French Prime Minister Jean-Pierre Raffarin is apparently not amused by his spokesman's decision to take part in a new reality TV programme.
Mr Cope's TV debut may or may not be cancelled
Jean-Francois Cope was supposed to be the subject of the first episode of the show, 36 Hours, in which a politician would spend two days with an ordinary French family.
The private TF1 TV channel says the show, which is due on screen next month, is a way of making politicians seem less remote from disenchanted voters.
But aides to Mr Raffarin said that the prime minister did not "appreciate" this kind of show and thought that "putting politics on stage is counterproductive".
He has strongly urged members of his government not to participate.

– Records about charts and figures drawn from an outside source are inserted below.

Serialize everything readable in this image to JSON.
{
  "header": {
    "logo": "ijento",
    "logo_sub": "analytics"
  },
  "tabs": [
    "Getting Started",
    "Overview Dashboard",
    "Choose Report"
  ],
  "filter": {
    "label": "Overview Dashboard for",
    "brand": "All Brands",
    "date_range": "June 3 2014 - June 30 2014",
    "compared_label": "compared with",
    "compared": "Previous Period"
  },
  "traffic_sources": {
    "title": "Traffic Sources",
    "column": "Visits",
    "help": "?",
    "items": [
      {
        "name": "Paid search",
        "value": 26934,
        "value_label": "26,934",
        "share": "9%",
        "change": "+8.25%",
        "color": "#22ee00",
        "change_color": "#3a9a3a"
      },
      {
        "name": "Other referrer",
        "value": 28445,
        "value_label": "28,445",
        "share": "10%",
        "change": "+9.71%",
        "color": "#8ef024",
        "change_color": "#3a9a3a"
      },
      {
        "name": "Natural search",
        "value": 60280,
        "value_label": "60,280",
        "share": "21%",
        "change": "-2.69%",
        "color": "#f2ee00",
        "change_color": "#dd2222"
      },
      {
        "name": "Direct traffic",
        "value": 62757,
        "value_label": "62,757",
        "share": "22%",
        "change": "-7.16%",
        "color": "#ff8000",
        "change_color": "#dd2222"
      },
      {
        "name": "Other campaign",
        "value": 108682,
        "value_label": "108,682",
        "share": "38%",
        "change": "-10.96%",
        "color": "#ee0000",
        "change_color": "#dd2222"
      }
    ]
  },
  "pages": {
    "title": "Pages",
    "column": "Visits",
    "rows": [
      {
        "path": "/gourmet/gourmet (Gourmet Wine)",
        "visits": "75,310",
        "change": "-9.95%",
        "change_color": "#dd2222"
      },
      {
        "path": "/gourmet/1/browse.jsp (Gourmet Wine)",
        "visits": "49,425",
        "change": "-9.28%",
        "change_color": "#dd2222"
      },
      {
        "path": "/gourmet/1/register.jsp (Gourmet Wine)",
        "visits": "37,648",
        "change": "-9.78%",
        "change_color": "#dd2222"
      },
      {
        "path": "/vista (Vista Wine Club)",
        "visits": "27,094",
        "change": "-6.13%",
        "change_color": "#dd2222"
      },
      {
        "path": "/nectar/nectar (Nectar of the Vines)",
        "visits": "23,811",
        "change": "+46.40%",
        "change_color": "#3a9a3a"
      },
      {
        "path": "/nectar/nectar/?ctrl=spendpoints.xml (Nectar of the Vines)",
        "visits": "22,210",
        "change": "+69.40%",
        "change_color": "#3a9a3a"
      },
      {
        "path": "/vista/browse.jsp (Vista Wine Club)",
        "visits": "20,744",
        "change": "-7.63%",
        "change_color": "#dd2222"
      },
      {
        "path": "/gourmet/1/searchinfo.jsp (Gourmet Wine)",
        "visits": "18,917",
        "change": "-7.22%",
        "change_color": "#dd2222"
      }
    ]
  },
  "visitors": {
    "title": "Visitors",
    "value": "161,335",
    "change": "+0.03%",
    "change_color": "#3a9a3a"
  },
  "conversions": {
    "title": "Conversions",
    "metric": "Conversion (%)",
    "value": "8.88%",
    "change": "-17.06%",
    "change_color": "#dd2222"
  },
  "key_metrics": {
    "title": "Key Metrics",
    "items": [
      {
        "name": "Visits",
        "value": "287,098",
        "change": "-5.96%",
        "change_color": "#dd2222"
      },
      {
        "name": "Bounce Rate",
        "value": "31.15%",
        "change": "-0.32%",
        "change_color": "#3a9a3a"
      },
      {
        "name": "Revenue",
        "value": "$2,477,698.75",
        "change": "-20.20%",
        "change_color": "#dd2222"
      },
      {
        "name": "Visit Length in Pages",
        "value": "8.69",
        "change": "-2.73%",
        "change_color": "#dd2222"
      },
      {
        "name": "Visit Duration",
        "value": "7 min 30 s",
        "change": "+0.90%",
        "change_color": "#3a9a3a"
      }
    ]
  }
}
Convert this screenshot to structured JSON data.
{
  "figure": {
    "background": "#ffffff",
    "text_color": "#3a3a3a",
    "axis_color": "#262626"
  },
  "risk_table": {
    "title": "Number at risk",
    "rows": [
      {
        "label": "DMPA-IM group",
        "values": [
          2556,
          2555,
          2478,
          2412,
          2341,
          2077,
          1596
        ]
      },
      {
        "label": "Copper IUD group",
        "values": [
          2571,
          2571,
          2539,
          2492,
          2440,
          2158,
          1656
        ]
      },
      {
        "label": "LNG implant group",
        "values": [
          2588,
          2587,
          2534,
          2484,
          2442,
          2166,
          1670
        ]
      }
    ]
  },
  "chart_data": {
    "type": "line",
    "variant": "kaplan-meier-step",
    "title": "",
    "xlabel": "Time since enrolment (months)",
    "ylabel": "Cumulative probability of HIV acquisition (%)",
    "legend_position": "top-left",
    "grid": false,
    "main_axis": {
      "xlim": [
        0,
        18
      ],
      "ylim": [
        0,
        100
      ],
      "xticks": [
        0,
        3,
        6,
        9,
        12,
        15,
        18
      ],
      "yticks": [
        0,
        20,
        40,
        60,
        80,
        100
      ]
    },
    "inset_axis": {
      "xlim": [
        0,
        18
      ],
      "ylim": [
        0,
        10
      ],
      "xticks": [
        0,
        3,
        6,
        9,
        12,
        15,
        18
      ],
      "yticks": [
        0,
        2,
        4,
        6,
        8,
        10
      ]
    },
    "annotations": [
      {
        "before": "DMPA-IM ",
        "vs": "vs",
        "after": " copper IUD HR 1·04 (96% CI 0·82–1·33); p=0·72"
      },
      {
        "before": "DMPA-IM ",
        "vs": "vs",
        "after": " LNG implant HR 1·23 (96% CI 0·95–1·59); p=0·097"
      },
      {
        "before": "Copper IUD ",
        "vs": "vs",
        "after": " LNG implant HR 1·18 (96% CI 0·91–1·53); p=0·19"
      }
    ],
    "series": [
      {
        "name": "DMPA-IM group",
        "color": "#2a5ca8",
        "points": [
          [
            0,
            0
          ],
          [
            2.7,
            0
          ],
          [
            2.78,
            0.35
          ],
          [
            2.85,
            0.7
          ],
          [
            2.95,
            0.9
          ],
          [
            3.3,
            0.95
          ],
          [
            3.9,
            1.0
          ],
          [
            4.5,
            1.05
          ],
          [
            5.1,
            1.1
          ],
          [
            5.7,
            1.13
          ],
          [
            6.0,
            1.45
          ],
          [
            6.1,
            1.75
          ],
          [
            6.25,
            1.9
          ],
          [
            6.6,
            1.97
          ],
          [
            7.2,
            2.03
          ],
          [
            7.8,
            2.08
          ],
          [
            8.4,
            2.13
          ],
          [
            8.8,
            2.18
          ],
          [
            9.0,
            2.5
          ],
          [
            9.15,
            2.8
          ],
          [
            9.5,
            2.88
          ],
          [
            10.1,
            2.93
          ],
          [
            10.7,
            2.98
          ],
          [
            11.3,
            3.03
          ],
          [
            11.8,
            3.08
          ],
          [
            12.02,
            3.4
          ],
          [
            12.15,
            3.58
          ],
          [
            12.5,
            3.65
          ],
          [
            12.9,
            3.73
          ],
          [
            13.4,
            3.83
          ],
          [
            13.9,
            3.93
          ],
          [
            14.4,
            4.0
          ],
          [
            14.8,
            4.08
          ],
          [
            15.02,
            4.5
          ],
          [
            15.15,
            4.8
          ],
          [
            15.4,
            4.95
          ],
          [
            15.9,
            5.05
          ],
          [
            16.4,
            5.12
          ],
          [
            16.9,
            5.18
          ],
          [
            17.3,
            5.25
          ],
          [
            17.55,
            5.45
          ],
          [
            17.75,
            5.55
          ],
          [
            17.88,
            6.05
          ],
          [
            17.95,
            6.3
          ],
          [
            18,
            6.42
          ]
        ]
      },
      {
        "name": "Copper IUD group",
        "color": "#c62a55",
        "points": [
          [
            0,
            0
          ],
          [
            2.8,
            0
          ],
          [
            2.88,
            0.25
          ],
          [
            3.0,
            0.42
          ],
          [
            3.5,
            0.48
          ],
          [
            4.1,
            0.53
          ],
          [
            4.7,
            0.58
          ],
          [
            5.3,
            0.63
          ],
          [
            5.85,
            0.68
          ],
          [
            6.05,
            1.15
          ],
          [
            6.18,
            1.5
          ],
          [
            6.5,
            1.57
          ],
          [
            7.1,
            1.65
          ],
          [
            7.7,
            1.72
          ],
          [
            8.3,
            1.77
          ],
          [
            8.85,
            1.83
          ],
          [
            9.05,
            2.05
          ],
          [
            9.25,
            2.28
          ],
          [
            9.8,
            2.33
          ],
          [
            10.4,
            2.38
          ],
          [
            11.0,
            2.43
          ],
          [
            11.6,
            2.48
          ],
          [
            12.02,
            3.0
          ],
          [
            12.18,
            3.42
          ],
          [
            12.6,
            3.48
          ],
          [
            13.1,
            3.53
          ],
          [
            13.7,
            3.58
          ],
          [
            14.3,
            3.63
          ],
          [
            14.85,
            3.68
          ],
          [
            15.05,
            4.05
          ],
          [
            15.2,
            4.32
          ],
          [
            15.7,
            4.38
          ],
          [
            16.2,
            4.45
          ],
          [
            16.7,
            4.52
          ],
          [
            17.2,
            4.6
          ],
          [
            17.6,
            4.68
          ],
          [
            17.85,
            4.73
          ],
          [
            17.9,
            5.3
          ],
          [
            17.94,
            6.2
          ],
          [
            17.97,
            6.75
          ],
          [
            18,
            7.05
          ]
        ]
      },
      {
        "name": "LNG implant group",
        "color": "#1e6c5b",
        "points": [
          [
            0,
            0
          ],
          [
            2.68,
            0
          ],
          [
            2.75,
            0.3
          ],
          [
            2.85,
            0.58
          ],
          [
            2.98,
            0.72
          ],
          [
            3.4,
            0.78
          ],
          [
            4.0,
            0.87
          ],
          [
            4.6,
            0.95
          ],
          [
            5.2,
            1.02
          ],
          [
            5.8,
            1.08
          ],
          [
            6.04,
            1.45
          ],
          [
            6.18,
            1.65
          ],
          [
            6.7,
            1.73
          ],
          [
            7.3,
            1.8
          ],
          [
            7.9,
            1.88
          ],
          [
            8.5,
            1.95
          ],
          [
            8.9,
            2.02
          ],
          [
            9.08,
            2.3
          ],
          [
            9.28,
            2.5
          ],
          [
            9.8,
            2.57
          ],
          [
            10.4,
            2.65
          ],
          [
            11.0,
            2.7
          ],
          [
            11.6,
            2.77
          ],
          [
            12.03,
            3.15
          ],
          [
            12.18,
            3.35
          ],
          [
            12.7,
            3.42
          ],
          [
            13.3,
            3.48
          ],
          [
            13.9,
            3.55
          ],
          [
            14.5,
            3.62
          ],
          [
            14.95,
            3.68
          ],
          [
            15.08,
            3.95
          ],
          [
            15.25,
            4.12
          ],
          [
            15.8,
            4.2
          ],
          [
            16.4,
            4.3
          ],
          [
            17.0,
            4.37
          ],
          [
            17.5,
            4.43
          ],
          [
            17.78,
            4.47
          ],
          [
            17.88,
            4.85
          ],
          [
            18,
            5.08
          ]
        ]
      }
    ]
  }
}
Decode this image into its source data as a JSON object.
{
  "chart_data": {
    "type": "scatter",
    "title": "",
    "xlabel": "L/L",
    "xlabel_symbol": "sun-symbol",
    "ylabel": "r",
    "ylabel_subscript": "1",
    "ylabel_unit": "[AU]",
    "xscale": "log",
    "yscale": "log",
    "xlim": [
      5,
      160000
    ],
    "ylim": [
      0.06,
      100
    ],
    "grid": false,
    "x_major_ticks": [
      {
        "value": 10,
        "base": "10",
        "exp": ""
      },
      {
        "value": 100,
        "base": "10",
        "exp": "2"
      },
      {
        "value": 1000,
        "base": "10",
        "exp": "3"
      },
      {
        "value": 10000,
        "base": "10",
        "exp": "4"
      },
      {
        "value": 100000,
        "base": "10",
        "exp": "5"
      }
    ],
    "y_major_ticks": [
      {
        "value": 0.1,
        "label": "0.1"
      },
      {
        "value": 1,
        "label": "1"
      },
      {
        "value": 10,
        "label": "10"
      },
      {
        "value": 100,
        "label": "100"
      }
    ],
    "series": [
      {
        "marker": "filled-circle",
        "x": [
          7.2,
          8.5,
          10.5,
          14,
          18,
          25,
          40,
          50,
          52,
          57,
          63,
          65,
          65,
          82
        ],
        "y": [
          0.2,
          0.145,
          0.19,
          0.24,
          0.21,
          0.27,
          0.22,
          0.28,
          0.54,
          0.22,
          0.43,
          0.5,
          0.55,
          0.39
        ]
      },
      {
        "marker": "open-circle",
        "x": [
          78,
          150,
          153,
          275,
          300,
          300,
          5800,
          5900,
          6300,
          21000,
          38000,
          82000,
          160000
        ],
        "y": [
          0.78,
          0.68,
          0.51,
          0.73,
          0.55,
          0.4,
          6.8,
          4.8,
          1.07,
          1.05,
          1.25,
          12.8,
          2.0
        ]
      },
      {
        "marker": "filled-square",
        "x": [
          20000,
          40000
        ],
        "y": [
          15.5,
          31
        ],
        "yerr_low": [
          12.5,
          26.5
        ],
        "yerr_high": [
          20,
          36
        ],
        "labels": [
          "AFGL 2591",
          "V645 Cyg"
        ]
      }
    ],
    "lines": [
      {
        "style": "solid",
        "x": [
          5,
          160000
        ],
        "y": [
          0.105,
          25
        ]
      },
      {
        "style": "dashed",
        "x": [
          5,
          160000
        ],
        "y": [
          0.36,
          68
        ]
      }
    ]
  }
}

"Ministers don't have time to spend 36 hours in front of the cameras. When are they going to get their work done?" a Raffarin aide asked.
A trial episode has already been made, with Justice Ministry state secretary Pierre Bedier spending time with a midwife outside Paris.
Mr Raffarin was reported to be dismayed by the programme, in which Mr Bedier attended two births, and gave one baby its first bath.
France's left-wing opposition and politicians across the political spectrum have also condemned the format.
Socialist leader Francois Hollande described it as "trash TV".
Loft Story caused controversy two years ago
"It's more about knocking politics down than elevating it," he said.
Only maverick left-winger Jack Lang, a former culture minister, has supported the project, describing it as "a new adventure" and "an audacious idea".
It is not yet clear whether Mr Cope will continue with plans to appear in the programme.
This is not the first time that reality TV has caused controversy in France.
Two years ago, demonstrators tried to stop the filming of Loft Story, a hit show reminiscent of the UK's Big Brother in which a group of contestants were encouraged to find a partner from among themselves in order to win a house.
Complaints ranged from disgust at the contestants' naked antics to concerns about their human rights.
Other French reality TV programmes have shown women battling to seduce a millionaire, and a fame academy for young singers.